デビュー作となった1982年のドラマ『ホームスイートホーム』(日本テレビ系)はドラマ自体観ていなかったし、翌年の『松本清張のゼロの焦点』も『外科医 城戸修平』(共にTBS系)もしかり。となるとやはり84年のアニメ映画『風の谷のナウシカ』のイメージソングで歌手デビューした時かと思ったが、その存在を知ったことはたしかだが、まだ綺麗なコがいるなくらいにしか思っていなかった。

そこで『トロピカルミステリー 青春共和国』である。この赤川次郎原作の青春ミステリー映画は、青田浩子と坂上忍主演の『月の夜 星の朝』との同時上映で、84年6月9日に東宝系で公開された。当時、東宝の配給作品はほとんど観に行っていたので、この2作品も封切られてすぐに有楽町の千代田劇場で観た。チラシなどの宣材を見ても『月の夜 星の朝』の方がメイン作品だった様で、それは新人の青田浩子が、元ジャイアンツの青田昇の娘という話題性からだったろう。

しかし自分の興味は『トロピカルミステリー 青春共和国』に向いた。それは主演の安田成美が圧倒的な輝きを放っていたからだ。可愛いさより美しさが際立っていたが、演技にはまだ初々しさもあって、何より声がいい。

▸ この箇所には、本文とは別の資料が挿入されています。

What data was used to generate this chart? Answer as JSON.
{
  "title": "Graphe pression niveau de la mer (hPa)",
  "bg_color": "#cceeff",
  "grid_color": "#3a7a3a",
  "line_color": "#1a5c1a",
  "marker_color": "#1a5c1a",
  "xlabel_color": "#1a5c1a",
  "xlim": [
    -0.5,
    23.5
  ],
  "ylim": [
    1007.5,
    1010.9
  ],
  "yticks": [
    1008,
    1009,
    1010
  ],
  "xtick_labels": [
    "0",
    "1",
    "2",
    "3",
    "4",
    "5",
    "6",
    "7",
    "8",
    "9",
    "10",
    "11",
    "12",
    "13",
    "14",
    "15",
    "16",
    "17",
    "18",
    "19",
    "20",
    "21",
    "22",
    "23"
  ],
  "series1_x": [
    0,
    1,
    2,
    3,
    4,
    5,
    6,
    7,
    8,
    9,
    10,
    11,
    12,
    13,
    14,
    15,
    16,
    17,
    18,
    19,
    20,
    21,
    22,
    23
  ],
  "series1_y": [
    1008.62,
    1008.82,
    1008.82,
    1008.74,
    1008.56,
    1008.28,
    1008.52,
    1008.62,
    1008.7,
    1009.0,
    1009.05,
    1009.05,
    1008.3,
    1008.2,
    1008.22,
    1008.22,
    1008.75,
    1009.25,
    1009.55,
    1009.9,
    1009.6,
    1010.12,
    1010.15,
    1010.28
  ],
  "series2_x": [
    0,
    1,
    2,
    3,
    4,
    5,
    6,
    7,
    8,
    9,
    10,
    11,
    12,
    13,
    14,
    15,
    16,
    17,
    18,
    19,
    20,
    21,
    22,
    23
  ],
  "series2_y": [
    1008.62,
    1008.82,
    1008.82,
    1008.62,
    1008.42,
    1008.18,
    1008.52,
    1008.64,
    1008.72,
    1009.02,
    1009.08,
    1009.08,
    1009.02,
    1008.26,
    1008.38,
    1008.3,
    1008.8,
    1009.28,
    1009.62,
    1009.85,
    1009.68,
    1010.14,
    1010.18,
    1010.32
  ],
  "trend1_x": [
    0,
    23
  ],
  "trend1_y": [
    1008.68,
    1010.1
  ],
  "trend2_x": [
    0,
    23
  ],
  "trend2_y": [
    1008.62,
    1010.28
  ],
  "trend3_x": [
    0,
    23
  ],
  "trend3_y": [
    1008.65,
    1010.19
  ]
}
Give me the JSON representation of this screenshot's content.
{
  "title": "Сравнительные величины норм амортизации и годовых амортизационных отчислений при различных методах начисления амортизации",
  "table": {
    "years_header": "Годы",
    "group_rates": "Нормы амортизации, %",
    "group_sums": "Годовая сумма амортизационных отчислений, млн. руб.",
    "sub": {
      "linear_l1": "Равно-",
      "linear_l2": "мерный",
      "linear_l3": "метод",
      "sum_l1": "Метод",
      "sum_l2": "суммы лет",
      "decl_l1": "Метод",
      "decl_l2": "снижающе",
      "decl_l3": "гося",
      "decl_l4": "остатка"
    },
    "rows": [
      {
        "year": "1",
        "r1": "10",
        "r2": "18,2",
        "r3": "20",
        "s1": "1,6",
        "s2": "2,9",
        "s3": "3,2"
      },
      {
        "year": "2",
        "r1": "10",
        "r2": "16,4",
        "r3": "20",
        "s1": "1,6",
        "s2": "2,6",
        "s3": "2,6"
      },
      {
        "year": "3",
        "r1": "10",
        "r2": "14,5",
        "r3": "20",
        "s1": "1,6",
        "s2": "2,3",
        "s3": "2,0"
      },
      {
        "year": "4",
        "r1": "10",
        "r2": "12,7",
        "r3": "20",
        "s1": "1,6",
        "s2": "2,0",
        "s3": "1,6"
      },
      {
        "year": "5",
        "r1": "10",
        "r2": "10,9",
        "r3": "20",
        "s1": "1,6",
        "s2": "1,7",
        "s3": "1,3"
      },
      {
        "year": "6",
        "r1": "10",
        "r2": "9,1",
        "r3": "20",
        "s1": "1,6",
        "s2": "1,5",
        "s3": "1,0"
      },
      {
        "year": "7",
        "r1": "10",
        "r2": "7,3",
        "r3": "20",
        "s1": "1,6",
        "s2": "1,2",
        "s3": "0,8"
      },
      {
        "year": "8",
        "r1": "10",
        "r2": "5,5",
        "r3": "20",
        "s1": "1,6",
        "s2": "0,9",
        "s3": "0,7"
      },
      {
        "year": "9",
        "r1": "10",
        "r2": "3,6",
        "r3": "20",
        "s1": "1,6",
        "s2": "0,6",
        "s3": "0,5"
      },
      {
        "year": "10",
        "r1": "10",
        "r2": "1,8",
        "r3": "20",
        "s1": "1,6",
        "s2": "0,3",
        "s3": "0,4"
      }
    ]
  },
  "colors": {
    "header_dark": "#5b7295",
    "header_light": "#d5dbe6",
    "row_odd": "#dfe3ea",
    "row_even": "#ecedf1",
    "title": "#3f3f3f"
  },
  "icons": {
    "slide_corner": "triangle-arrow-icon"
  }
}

当時まだ17歳だったはずだが、アイドルというよりモデル然としていた。映画館を出た私は、その足でエンディングテーマに使われた「トロピカル・ミステリー」を買いに走った。デビュー曲「風の谷のナウシカ」では優等生っぽさしか感じられなかったのに、セカンドシングルの「トロピカル・ミステリー」にはほのかな色気が漂っていた。

映画はオープニングテーマとなった桑名晴子の「I LOVE YOUがGOOD!!」で始まる。共演の竹本孝之が好演を見せ、ベンガルや山田隆夫のいわゆるコメディリリーフ陣が脇を固めていた。『スネークマンショー』の桑原茂一がラジオパーソナリティー役で登場し、謎の共和国にまつわるハガキを紹介するシーンは今となってはなかなか貴重ではないだろうか。

そして、殿山泰司や長門勇、“大統領” 役の宍戸錠らベテラン勢も出演シーンは少ないながらもさすがの存在感を放っており、当時の日本映画界の層の厚さを物語っている。

監督は日活(当時は “にっかつ” 時代だった)育ちの小原宏裕。ロマンポルノを量産していた氏が会社を離れ、初めて挑んだ一般作だったと思う。そのせいか、武田久美子、矢野有美らの女優陣はみな綺麗に撮られていた気がする。ポスターなどに掲げられた “ドッキリ! 夢・体・験” という惹句は、当時にしてもいささか「ダサイな」と思わされたが、これは監督の責任ではない―― ともあれ安田成美に感じたときめきは、若手女優では薬師丸ひろ子以来だったかもしれない。

そうなると元来の収集欲が沸き出て、関連グッズを集めなくては気が済まなくなる。映画用にカバーが写真仕様のものに掛け替えられた『青春共和国』(徳間文庫)の文庫本を手始めに、シングル「トロピカル・ミステリー」と同時発売されていたファーストアルバム『安田成美』も購入。同じことを都内で考えていた野郎が多かったのか、店頭在庫がなかなか見つからず、レコード店を何軒か回った後に新宿のテイトムセンでようやく入手したのを憶えている。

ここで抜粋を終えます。